A significant amount of estates development is currently underway in UK colleges and universities at a time of major change for educational technology and modes of learning and teaching. Changing educational requirements of increasingly diverse student populations have prompted more tailored, student-centred, approaches to designing environments for learning on and off campus. Increasingly approaches to learning are required to be flexible and networked, bringing together formal and informal activities in a seamless environment that recognises that learning can take place any time, in either physical and/or virtual spaces. Despite the relationship between spaces and learning receiving growing recognition as a fundamental aspect of the debate on contemporary approaches to learning and teaching in higher education; ushering in a broader emphasis on learning space design as ‘sites for learning’ that is necessitating a more holistic vision for campuses and programmes. Our understanding of the complex interplay between spaces and learning remains largely underdeveloped, lacking a clear evidence-base.
Learning space design, when approached from a holistic perspective, takes into account the spectrum of learning activities and the variety of environments necessary for students to realise a richer educational experience. Here, the development of learning spaces supports innovative (formal and informal) pedagogical approaches and environments through the affordances of digital technology. To this end, the HEA’s Flexible Learning symposium aims to bring together cutting edge examples of effective and innovative efforts at learning space design. More specifically, the one-day symposium seeks to better understand and evidence the relationship and interplay between three core features of learning space design, namely: Space, Technology and Pedagogy.
Aims of the series
Hosted at the Higher Education Academy in York, the one-day symposium will not only be of interest and relevance to the work of senior leaders and academic teaching staff, but also to those with a responsibility for shaping and supporting the wider university learning environment – i.e. estates and library services, as well as Student Unions. The aims of the symposium are:
- to provide an open and supportive environment within which to share and discuss contemporary practical and strategic programmes and initiatives in this priority area; and
- to begin to craft a principled, and evidence-informed, approach to devising subsequent support and guidance for future learning space design in higher education.

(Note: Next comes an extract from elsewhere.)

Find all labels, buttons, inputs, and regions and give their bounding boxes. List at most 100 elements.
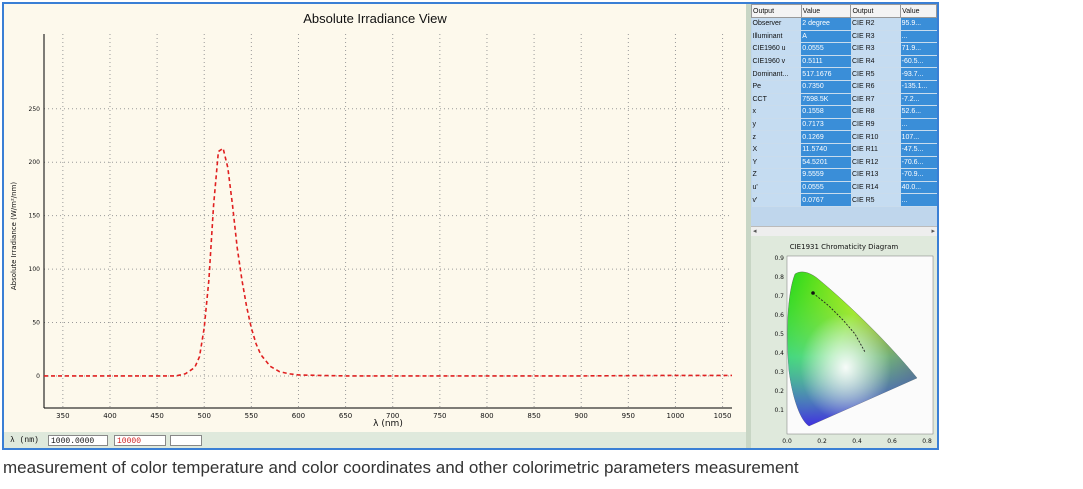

Intended format and call for contributions
The format of the symposium itself will comprise a series of short case study accounts (approx. 20 minutes in length), leaving room for wider exploration and discussion of the core and emergent themes. The HEA welcomes submissions outlining both completed and ‘work-in-progress’ innovations in devising and facilitating approaches to learning space design, practice and administration within these broad themes, as well as examples detailing wider institutional initiatives aimed at strategic and systemic change – including pedagogic and academic development.
In no more than 500 words, please position your case study against the three core themes of Space, Technology and Pedagogy by identifying the following:
- How does your case study contribute to/reflect the core themes of the symposium?
- What is the context/background for your study (discipline; generic issue; UG/PG; country(ies)?
- What is (are) the central issue(s) your case study responds to within this theme?
- What concepts, theories, approaches, frameworks, and/or previous examples have influenced your work?
- What is the approach/process you have undertaken in the case study?
- What are the findings and how has your initiative been evaluated?
- Can you outline the key messages from the work undertaken?
- How might the findings of the case study be transferred to other contexts?
- How could this work be developed further; what are the planning next steps for your initiative/work?
NB: Please be sure to include in your submission full contact and affiliate details for all contributors.
Submission Deadline date: February 16 2018
Submissions should be e-mailed to: Samuel.email@example.com
Presenters will be eligible for a discounted delegate rate of £180.
If you should have any questions or queries, please contact:
Dr. Sam Elkington (HEA Academic Lead for Assessment and Flexible Learning)
Secure your place
Who should attend?
The symposia series is intended for anyone – managers and leaders, academic and support staff – with an interest in and/or responsibility for flexible learning in higher education at all levels. It will be a useful forum to encourage the exchange and dissemination of different ways of thinking about flexible learning.
The symposium will feature a keynote presentation, followed by themed sessions showcasing case studies from the sector.
Delegates will have the opportunity to learn from leading practitioners in the sector, debate priority issues and learn from cutting-edge initiatives on flexible learning.
Who is delivering the symposium?
The symposium will be facilitated by Dr. Sam Elkington, HEA Academic Lead for Assessment and Feedback, in partnership with experienced HEA Associates.